When to Make Vegan Jerky

  • Road trips or hikes: Throw a bag of jerky into your backpack — chewy, satisfying, and portable without refrigeration.
  • Game-day or movie-night snack: Serve in a bowl instead of chips — a lighter, vegan-friendly alternative that still hits the savory-crunchy craving.
  • Lunchbox or work snack: Pack a few pieces for an afternoon energy boost — a plant-based, clean-ingredient substitute for traditional jerky or chips.

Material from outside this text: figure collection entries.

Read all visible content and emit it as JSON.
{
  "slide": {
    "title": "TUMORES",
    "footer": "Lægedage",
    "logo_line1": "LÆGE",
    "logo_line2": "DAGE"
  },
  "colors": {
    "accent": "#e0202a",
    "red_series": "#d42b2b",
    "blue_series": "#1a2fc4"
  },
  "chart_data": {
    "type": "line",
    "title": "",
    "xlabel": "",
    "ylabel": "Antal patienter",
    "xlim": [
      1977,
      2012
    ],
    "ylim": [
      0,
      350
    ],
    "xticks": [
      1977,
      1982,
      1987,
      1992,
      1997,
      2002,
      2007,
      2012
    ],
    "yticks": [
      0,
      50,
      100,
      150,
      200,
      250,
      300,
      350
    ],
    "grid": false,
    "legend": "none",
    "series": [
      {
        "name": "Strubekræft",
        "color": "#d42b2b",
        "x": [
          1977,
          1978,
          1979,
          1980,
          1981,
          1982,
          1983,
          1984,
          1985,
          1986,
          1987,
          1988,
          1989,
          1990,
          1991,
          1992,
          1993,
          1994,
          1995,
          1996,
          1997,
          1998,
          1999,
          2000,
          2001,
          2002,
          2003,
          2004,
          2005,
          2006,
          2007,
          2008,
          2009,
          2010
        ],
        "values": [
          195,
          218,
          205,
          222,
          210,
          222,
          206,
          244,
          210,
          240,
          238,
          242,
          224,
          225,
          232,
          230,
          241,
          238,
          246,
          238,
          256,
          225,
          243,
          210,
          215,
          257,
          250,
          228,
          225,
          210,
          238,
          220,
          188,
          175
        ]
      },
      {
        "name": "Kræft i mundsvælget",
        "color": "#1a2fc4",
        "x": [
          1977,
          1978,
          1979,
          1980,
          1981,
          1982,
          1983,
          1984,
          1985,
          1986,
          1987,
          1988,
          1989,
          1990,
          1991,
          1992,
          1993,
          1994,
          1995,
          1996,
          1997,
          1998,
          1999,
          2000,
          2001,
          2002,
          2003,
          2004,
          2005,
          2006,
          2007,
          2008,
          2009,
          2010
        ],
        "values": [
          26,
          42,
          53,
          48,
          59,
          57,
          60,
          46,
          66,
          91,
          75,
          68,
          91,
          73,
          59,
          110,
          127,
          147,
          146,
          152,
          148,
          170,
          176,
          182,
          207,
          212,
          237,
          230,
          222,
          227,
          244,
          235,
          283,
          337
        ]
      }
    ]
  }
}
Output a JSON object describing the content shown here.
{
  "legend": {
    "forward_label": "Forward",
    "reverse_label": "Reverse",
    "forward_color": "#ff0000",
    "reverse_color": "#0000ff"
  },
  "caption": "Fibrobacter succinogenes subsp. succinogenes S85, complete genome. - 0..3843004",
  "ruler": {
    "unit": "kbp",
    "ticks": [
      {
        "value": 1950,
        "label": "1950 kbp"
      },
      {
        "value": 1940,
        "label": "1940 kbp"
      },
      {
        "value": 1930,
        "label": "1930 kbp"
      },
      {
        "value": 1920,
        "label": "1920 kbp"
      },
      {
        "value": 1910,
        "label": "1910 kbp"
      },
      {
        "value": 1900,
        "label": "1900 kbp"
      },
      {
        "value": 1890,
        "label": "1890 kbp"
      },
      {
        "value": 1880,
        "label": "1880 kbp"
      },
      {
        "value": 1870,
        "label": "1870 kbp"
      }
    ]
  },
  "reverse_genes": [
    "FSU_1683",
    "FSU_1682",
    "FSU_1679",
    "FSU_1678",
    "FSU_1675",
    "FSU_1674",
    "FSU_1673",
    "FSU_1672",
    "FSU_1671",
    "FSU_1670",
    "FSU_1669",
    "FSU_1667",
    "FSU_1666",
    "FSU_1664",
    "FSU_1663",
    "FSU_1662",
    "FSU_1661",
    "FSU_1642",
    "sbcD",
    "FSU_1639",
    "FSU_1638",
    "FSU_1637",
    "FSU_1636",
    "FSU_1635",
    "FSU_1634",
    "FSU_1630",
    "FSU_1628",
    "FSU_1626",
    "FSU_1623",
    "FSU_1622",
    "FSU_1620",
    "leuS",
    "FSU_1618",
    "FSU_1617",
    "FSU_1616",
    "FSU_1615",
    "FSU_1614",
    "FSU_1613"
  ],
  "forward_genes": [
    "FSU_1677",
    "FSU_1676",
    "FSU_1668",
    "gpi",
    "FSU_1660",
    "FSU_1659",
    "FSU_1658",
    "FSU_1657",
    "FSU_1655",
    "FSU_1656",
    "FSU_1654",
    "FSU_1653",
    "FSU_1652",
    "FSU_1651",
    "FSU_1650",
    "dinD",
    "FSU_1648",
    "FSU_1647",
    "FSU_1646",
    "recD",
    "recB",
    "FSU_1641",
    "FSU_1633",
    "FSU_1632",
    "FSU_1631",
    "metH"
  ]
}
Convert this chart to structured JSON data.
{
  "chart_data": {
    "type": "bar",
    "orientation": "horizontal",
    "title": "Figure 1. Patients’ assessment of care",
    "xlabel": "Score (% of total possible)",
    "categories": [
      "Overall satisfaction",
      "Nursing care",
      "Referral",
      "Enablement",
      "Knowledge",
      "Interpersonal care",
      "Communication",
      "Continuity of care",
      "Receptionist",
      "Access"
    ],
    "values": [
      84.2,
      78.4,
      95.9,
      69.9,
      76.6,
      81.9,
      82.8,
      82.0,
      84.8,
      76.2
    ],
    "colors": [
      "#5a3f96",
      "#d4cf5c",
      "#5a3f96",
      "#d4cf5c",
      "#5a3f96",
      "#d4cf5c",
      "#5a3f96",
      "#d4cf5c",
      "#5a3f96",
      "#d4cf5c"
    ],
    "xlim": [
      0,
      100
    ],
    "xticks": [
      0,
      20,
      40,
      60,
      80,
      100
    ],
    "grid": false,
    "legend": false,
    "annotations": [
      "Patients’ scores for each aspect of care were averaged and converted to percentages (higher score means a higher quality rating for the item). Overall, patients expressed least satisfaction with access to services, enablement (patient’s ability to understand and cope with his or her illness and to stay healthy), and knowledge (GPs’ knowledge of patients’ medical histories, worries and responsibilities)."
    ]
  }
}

  • Potluck or casual gathering: Offer alongside nuts, crudités, and dips as part of a shared snack spread — guests may not even realize it’s plant-based until they try it.
  • Prep-ahead batch cooking: Make a large batch on a weekend, store in airtight jars or bags — ready for snacking all week long without additional cooking or cleanup.
  • Post-workout refuel: Use as a part of a balanced refuel: pair with a banana and water for a portable, nutrient-dense recovery snack.